The close resemblance naturally inspires us to adapt the optimization-based FedAvg to a distributed sampling framework. 
Similar ideas have been proposed in federated posterior averaging~\cite{agxr21}, where empirical study and analyses on Gaussian posteriors have shown promising potential of this approach. 
Compared to the appealing theoretical guarantees of optimization-based algorithms in federated learning~\cite{FedSplit,agxr21}, the convergence properties of approximate sampling algorithms in federated learning is far less understood. To fill this gap, we proceed by asking the following question:
\begin{center}
    {\it Can we build a unified algorithm with convergence guarantees for sampling in FL?}
\end{center}
In this paper, we make a first step in answering this question in the affirmative. We propose the federated averaging Langevin dynamics for posterior inference beyond the Gaussian distribution. We list our contributions as follows:
\begin{itemize}
    \item We present a novel non-asymptotic convergence analysis for FA-LD from simulating strongly log-concave distributions on non-i.i.d data when the learning rate is fixed. The frequently used bounded gradient assumption of $\ell_2$ norm in FedAvg optimization is not required.
    \item The convergence analysis indicates that injected noise, data heterogeneity, and stochastic-gradient noise are all driving factors that affect the convergence. Such an analysis provides a concrete guidance on the optimal number of local updates to minimize communications. 
    % \item We present a convergence result for FA-LD with decaying learning rates.
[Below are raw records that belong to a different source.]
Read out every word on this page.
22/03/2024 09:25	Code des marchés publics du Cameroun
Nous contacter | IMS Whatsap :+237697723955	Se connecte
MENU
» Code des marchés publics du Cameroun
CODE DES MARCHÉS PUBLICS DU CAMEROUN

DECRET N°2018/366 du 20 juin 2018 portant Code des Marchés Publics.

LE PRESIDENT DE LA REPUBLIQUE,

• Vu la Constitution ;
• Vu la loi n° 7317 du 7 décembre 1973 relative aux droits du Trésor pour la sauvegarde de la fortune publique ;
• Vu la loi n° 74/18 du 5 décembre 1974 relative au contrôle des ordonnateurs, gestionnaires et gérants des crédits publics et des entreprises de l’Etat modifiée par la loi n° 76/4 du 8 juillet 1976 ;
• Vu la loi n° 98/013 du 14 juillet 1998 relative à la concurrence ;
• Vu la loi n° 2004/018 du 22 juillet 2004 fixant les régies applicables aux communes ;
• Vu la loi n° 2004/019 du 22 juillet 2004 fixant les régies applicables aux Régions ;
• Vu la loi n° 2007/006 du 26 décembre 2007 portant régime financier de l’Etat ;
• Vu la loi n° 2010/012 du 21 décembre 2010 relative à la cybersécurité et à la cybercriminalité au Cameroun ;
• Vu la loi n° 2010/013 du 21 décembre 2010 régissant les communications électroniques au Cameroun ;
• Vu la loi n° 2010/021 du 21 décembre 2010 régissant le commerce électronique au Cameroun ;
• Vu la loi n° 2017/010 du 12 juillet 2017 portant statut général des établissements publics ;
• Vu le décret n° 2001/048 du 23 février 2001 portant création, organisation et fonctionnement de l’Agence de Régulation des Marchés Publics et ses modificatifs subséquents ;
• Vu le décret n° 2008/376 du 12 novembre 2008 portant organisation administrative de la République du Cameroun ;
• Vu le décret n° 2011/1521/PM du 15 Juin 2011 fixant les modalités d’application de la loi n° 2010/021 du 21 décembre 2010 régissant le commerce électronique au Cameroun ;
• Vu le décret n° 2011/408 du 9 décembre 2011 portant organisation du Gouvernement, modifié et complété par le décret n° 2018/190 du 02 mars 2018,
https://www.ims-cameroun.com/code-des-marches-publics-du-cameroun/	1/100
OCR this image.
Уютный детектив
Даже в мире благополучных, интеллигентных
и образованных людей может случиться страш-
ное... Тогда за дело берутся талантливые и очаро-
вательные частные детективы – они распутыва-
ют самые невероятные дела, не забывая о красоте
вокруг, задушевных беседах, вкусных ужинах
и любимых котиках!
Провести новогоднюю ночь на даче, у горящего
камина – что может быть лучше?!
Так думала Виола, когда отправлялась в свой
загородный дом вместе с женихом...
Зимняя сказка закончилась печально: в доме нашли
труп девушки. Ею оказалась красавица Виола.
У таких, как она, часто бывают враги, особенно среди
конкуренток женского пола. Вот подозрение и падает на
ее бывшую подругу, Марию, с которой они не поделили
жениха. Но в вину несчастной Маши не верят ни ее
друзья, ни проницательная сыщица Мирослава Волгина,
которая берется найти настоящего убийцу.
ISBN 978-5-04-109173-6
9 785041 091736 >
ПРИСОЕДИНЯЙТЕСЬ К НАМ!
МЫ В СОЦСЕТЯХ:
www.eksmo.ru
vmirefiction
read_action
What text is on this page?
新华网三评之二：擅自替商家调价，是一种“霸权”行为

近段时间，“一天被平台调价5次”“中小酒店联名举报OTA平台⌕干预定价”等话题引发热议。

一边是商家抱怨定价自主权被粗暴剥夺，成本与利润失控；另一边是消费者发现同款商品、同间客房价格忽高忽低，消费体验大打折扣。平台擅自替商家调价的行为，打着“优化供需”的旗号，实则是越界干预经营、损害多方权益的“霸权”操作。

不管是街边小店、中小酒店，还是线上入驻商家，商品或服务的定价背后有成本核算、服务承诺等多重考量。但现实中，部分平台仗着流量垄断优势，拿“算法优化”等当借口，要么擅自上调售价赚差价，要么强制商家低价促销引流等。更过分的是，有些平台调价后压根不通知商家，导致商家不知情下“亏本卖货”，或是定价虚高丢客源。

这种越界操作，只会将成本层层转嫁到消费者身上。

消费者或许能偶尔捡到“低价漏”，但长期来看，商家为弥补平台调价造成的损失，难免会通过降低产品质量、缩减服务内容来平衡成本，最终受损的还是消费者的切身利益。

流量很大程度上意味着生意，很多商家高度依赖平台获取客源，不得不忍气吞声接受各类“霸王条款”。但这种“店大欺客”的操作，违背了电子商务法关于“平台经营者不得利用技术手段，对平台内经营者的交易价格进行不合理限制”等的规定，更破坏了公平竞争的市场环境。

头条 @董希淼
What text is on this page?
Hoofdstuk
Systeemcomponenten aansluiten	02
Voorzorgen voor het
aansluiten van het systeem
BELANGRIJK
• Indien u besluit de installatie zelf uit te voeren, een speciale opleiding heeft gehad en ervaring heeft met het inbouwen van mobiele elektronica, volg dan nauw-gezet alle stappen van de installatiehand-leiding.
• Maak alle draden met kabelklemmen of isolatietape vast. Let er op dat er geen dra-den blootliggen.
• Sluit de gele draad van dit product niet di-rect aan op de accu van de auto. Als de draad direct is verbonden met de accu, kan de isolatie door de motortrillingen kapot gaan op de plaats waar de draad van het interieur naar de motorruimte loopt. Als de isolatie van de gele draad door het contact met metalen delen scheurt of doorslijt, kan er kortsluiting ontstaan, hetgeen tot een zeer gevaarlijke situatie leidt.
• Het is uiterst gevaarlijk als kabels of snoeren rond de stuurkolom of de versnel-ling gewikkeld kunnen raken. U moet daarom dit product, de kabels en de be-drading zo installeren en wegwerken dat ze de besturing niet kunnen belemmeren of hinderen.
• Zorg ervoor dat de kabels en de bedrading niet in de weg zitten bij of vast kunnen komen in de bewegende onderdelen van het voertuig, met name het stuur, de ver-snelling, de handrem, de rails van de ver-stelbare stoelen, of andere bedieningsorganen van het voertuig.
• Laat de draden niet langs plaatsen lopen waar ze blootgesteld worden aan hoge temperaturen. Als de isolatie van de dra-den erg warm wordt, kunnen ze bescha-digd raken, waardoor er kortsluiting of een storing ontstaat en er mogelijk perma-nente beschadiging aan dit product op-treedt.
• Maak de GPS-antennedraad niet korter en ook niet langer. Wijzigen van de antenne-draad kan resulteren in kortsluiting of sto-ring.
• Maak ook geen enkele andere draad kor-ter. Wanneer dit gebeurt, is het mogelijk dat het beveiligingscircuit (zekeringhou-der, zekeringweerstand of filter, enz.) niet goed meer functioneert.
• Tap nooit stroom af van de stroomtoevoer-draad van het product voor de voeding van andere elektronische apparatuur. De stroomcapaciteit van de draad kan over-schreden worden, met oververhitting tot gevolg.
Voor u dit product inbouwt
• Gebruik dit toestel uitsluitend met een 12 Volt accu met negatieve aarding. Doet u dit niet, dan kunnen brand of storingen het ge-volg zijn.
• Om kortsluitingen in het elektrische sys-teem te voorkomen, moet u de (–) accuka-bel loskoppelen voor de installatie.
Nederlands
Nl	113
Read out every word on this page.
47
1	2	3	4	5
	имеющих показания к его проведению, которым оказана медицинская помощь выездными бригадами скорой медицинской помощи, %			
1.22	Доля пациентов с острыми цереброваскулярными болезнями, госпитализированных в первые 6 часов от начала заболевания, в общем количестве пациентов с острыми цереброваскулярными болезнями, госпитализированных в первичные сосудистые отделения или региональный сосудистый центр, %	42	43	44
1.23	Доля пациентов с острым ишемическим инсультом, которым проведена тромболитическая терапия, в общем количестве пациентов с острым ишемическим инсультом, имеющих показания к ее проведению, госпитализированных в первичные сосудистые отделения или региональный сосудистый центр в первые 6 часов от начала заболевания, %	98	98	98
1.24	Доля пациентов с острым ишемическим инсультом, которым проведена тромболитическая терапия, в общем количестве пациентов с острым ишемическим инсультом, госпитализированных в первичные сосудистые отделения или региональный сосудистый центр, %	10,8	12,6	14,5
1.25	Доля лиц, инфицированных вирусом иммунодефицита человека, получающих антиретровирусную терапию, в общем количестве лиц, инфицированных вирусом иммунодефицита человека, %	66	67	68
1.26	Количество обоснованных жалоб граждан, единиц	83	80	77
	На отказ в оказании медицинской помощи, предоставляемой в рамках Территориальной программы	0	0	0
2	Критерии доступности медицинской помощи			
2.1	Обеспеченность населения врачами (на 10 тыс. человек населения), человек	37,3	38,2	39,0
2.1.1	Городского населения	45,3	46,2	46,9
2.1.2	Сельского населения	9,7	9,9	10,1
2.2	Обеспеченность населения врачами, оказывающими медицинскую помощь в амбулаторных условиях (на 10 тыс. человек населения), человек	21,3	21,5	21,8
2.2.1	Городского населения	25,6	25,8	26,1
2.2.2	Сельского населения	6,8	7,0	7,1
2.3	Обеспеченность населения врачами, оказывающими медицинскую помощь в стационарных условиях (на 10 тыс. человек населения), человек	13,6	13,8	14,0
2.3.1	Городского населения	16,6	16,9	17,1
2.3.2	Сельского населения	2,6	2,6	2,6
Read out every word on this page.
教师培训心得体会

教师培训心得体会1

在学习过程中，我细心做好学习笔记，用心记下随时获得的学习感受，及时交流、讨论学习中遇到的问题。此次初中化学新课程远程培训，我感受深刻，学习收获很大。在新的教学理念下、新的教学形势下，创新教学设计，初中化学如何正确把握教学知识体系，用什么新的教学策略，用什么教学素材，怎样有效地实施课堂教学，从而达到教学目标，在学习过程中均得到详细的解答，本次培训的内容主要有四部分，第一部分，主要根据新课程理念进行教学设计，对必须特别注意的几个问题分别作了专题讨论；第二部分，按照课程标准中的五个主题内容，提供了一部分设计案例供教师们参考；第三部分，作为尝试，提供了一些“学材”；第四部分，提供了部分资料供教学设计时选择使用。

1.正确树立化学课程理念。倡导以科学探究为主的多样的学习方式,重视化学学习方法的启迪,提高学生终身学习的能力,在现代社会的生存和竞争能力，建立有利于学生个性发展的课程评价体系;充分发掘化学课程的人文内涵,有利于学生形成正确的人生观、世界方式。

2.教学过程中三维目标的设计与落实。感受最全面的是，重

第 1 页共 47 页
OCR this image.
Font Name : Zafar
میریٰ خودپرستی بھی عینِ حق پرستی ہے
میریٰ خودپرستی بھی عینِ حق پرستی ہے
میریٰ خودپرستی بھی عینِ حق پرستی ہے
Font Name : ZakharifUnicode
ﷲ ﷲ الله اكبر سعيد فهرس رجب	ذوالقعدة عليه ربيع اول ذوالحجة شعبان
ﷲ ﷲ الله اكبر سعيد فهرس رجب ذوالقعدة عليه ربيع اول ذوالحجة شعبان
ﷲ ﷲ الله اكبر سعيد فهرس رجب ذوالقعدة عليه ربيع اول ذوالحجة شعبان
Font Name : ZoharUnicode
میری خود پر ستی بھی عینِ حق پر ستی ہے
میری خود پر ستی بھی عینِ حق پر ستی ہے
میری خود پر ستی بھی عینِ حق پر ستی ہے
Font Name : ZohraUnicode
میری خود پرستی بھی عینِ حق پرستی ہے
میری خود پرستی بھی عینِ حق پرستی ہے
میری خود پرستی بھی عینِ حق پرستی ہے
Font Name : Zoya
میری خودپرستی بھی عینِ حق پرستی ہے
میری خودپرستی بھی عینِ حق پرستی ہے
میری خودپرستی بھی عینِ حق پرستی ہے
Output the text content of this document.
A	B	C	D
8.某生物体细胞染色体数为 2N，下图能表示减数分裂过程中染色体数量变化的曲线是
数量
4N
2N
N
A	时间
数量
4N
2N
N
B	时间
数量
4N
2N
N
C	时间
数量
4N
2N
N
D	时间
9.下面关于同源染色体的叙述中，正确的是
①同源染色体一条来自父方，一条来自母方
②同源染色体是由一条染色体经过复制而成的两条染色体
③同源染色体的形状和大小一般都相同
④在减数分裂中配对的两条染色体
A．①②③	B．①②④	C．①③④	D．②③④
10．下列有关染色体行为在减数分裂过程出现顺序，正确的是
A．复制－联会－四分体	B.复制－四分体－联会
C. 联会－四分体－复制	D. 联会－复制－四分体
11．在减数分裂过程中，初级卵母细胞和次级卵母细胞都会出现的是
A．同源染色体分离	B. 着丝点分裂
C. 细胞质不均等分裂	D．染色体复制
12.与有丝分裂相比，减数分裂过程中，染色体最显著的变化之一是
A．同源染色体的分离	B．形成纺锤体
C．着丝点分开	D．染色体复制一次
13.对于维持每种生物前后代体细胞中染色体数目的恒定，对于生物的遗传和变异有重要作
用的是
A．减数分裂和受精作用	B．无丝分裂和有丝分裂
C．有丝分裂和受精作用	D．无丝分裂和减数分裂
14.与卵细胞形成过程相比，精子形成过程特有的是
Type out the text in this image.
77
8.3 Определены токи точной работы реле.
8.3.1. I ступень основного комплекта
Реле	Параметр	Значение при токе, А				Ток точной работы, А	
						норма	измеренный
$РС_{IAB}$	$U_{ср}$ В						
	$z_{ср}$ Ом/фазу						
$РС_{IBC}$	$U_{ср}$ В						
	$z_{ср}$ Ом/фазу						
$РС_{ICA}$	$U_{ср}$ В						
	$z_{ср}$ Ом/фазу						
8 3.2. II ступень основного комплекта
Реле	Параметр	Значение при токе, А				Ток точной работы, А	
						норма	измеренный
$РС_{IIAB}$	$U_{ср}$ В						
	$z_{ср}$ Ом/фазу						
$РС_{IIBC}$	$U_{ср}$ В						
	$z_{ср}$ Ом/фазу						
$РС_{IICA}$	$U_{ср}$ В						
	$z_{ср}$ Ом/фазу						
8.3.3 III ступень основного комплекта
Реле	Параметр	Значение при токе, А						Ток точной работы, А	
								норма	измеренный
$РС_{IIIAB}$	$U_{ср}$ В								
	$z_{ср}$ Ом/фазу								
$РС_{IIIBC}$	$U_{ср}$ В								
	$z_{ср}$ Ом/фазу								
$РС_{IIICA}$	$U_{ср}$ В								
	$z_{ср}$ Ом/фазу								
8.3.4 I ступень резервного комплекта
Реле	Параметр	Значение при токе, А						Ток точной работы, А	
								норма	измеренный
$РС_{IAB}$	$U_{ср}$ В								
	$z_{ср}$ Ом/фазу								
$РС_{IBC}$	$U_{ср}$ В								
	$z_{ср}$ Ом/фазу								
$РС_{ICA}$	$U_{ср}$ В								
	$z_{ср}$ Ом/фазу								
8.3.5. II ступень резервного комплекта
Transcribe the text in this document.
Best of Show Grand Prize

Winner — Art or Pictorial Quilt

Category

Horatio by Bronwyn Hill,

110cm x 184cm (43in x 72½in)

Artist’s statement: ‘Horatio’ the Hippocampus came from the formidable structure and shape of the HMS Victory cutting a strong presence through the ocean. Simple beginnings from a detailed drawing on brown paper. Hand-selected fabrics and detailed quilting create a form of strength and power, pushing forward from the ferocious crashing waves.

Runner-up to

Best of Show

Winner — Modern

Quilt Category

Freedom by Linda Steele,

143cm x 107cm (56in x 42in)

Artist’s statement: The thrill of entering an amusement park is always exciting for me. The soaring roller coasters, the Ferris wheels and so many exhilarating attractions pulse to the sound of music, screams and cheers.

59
This strategy accelerates the computation by a logarithmic factor to achieve the precision $\epsilon$.
    % \item We present a convergence result for FA-LD with decaying learning rates, where the computation is accelerated by a logarithmic factor to achieve the precision $\epsilon$.
    \item  We can activate partial device updates to avoid straggler’s effects in practical applications and tune the correlation of injected noises to protect privacy. 
    \item We also provide differential privacy guarantees, which shed light on the trade-off between data privacy and accuracy given a limited budget.
\end{itemize}



\vspace{-2mm}
\paragraph{Roadmap.}
In Section~\ref{sec:related}, we discuss related work. In Section~\ref{sec:preli_fa}, we present the preliminary knowledge. In Section~\ref{sec:posterior_inference}, we propose federated averaging Langevin dynamics for posterior inference. In Section~\ref{sec:convergence}, we lay out the required assumptions, sketch the proof, and show the theoretical convergence results. In Section~\ref{DP_section}, we prove the differential privacy (DP) guarantees. In Section~\ref{simulation_local_step}, we conduct experiments to demonstrate the necessity of local steps. In Section~\ref{sec:concl}, we conclude our work. 


\paragraph{Notation}

For any positive integer $n$, we use $[n]$ to denote the set $\{1,2,\cdots,n\}$. Let $N$ denote the number of clients.  For each $c \in [N] $, we use $f^c$ and $\nabla f^c$ as the loss function and gradient of the function $f^c$ in client $c$. $\nabla \tilde f^c(\cdot)$ is the \emph{unbiased} stochastic gradient of $\nabla f^c$. In addition, we denote $p_c$ as the weight of the $c$-th client such that $p_c=\frac{n_c}{\sum_{i=1}^{N} n_i}\in(0, 1)$, where $n_c>0$ is the number of data points in the $c$-th client. Let $T_{\epsilon}$ denote the number of global steps to achieve the precision $\epsilon$. Let $K$ denote the number of local steps and hence ${T_{\epsilon}}/{K}$ denotes the number of communications.